[PATCH] D29958: AMDGPU : Replace FMAD with FMA when denormals are enabled.

Wed Feb 15 11:43:26 PST 2017

arsenm added inline comments.

================
Comment at: lib/Target/AMDGPU/AMDGPUISelLowering.cpp:1296-1298
+  SDValue fr = Subtarget->hasFP32Denormals() ? 
+               DAG.getNode(AMDGPUISD::FMAD_FTZ, DL, FltVT, fqneg, fb, fa) : 
+               DAG.getNode(ISD::FMAD, DL, FltVT, fqneg, fb, fa);	
----------------
You only need to select between the opcode.
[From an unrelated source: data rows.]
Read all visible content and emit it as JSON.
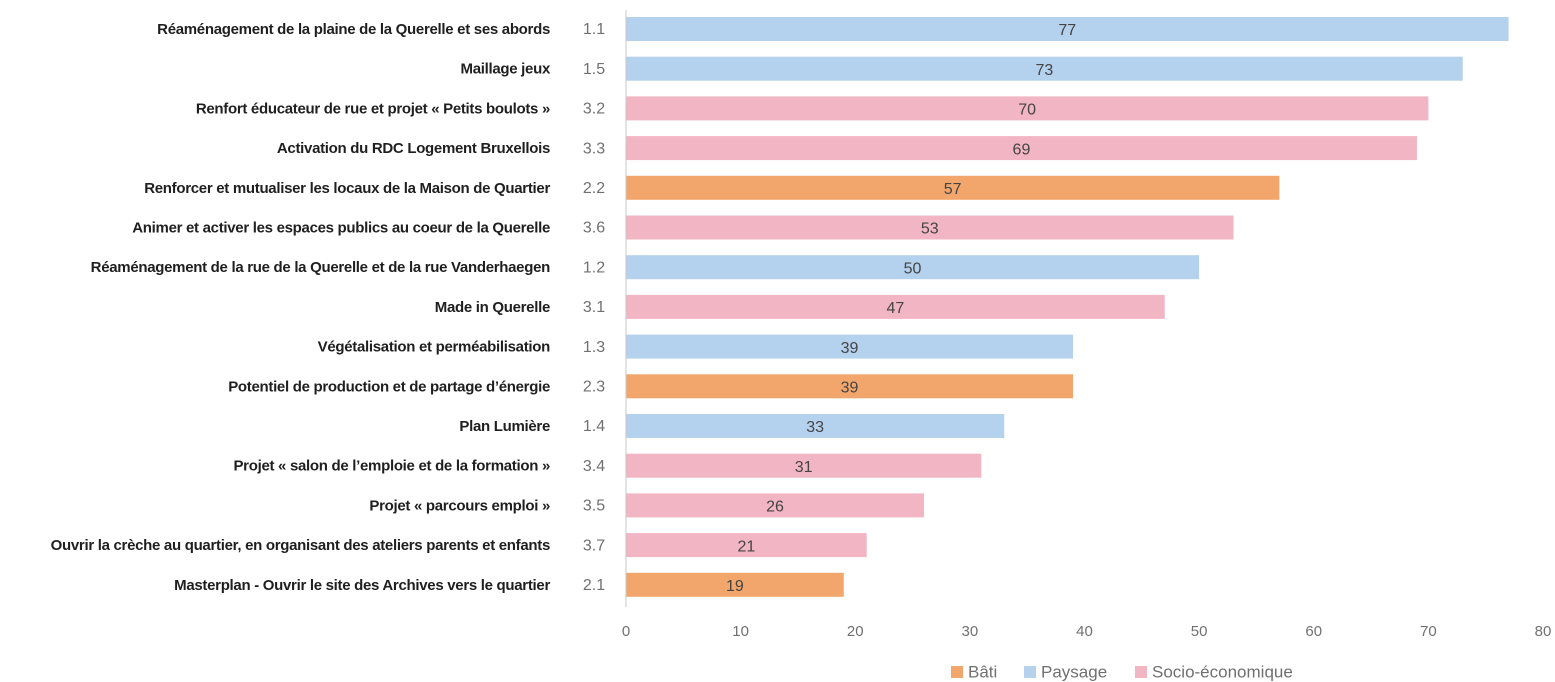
{
  "chart_data": {
    "type": "bar",
    "orientation": "horizontal",
    "title": "",
    "xlabel": "",
    "ylabel": "",
    "xlim": [
      0,
      80
    ],
    "xticks": [
      0,
      10,
      20,
      30,
      40,
      50,
      60,
      70,
      80
    ],
    "grid": false,
    "legend_position": "bottom-right",
    "legend": [
      {
        "name": "Bâti",
        "color": "#f2a66c"
      },
      {
        "name": "Paysage",
        "color": "#b4d1ed"
      },
      {
        "name": "Socio-économique",
        "color": "#f2b5c3"
      }
    ],
    "bars": [
      {
        "label": "Réaménagement de la plaine de la Querelle et ses abords",
        "code": "1.1",
        "value": 77,
        "group": "Paysage"
      },
      {
        "label": "Maillage jeux",
        "code": "1.5",
        "value": 73,
        "group": "Paysage"
      },
      {
        "label": "Renfort éducateur de rue et projet « Petits boulots »",
        "code": "3.2",
        "value": 70,
        "group": "Socio-économique"
      },
      {
        "label": "Activation du RDC Logement Bruxellois",
        "code": "3.3",
        "value": 69,
        "group": "Socio-économique"
      },
      {
        "label": "Renforcer et mutualiser les locaux de la Maison de Quartier",
        "code": "2.2",
        "value": 57,
        "group": "Bâti"
      },
      {
        "label": "Animer et activer les espaces publics au coeur de la Querelle",
        "code": "3.6",
        "value": 53,
        "group": "Socio-économique"
      },
      {
        "label": "Réaménagement de la rue de la Querelle et de la rue Vanderhaegen",
        "code": "1.2",
        "value": 50,
        "group": "Paysage"
      },
      {
        "label": "Made in Querelle",
        "code": "3.1",
        "value": 47,
        "group": "Socio-économique"
      },
      {
        "label": "Végétalisation et perméabilisation",
        "code": "1.3",
        "value": 39,
        "group": "Paysage"
      },
      {
        "label": "Potentiel de production et de partage d’énergie",
        "code": "2.3",
        "value": 39,
        "group": "Bâti"
      },
      {
        "label": "Plan Lumière",
        "code": "1.4",
        "value": 33,
        "group": "Paysage"
      },
      {
        "label": "Projet « salon de l’emploie et de la formation »",
        "code": "3.4",
        "value": 31,
        "group": "Socio-économique"
      },
      {
        "label": "Projet « parcours emploi »",
        "code": "3.5",
        "value": 26,
        "group": "Socio-économique"
      },
      {
        "label": "Ouvrir la crèche au quartier, en organisant des ateliers parents et enfants",
        "code": "3.7",
        "value": 21,
        "group": "Socio-économique"
      },
      {
        "label": "Masterplan - Ouvrir le site des Archives vers le quartier",
        "code": "2.1",
        "value": 19,
        "group": "Bâti"
      }
    ]
  }
}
You don't need 2 getNode calls

================
Comment at: lib/Target/AMDGPU/AMDGPUInstrInfo.td:198
+def AMDGPUfmad_ftz : SDNode<"AMDGPUISD::FMAD_FTZ", SDTFPTernaryOp>;
+
+
----------------
Extra newline

================
Comment at: lib/Target/AMDGPU/SIISelLowering.cpp:365
     setOperationAction(ISD::FMINNUM, MVT::f16, Legal);
-    setOperationAction(ISD::FDIV, MVT::f16, Custom);

----------------
Not sure why this appears in the diff

================
Comment at: lib/Target/AMDGPU/SIInstructions.td:500-505
+multiclass FMACPat <ValueType vt, Instruction inst> {
+  def : Pat <
+    (vt (AMDGPUfmad_ftz vt:$src0, vt:$src1, vt:$src2)),
+    (inst $src0, $src1, $src2)
+  >;
+}
----------------
You should be using the exact fmad pattern above. You should refactor the class to take the input node

================
Comment at: test/CodeGen/AMDGPU/udiv.ll:4-5
 ; RUN: llc -march=r600 -mcpu=redwood < %s | FileCheck -check-prefix=EG -check-prefix=FUNC %s
+; RUN: llc -mtriple=amdgcn--amdhsa -mcpu=fiji -mattr=+fp32-denormals < %s | FileCheck -check-prefix=GCN -check-prefix=DENORM %s
+; RUN: llc -mtriple=amdgcn--amdhsa -mcpu=fiji -mattr=-fp32-denormals < %s | FileCheck -check-prefix=GCN -check-prefix=NODENORM %s

----------------
You should only need one new run line, since the default is already tested. You should change the existing VI runline to explicitly set off. The r600 run line should also be last

================
Comment at: test/CodeGen/AMDGPU/udiv.ll:192-194
+}
+
+attributes #0 = { nounwind "correctly-rounded-divide-sqrt-fp-math"="false" "disable-tail-calls"="false" "less-precise-fpmad"="false" "no-frame-pointer-elim"="true" "no-frame-pointer-elim-non-leaf" "no-infs-fp-math"="false" "no-jump-tables"="false" "no-nans-fp-math"="false" "no-signed-zeros-fp-math"="false" "no-trapping-math"="false" "stack-protector-buffer-size"="8" "unsafe-fp-math"="false" "use-soft-float"="false" }
----------------
You don't need both functions since you are using the global -mattr to do this. These also should have the same result with and without denormals

================
Comment at: test/CodeGen/AMDGPU/udiv.ll:194
+
+attributes #0 = { nounwind "correctly-rounded-divide-sqrt-fp-math"="false" "disable-tail-calls"="false" "less-precise-fpmad"="false" "no-frame-pointer-elim"="true" "no-frame-pointer-elim-non-leaf" "no-infs-fp-math"="false" "no-jump-tables"="false" "no-nans-fp-math"="false" "no-signed-zeros-fp-math"="false" "no-trapping-math"="false" "stack-protector-buffer-size"="8" "unsafe-fp-math"="false" "use-soft-float"="false" }
----------------
You should minimize this list

Repository:
  rL LLVM

https://reviews.llvm.org/D29958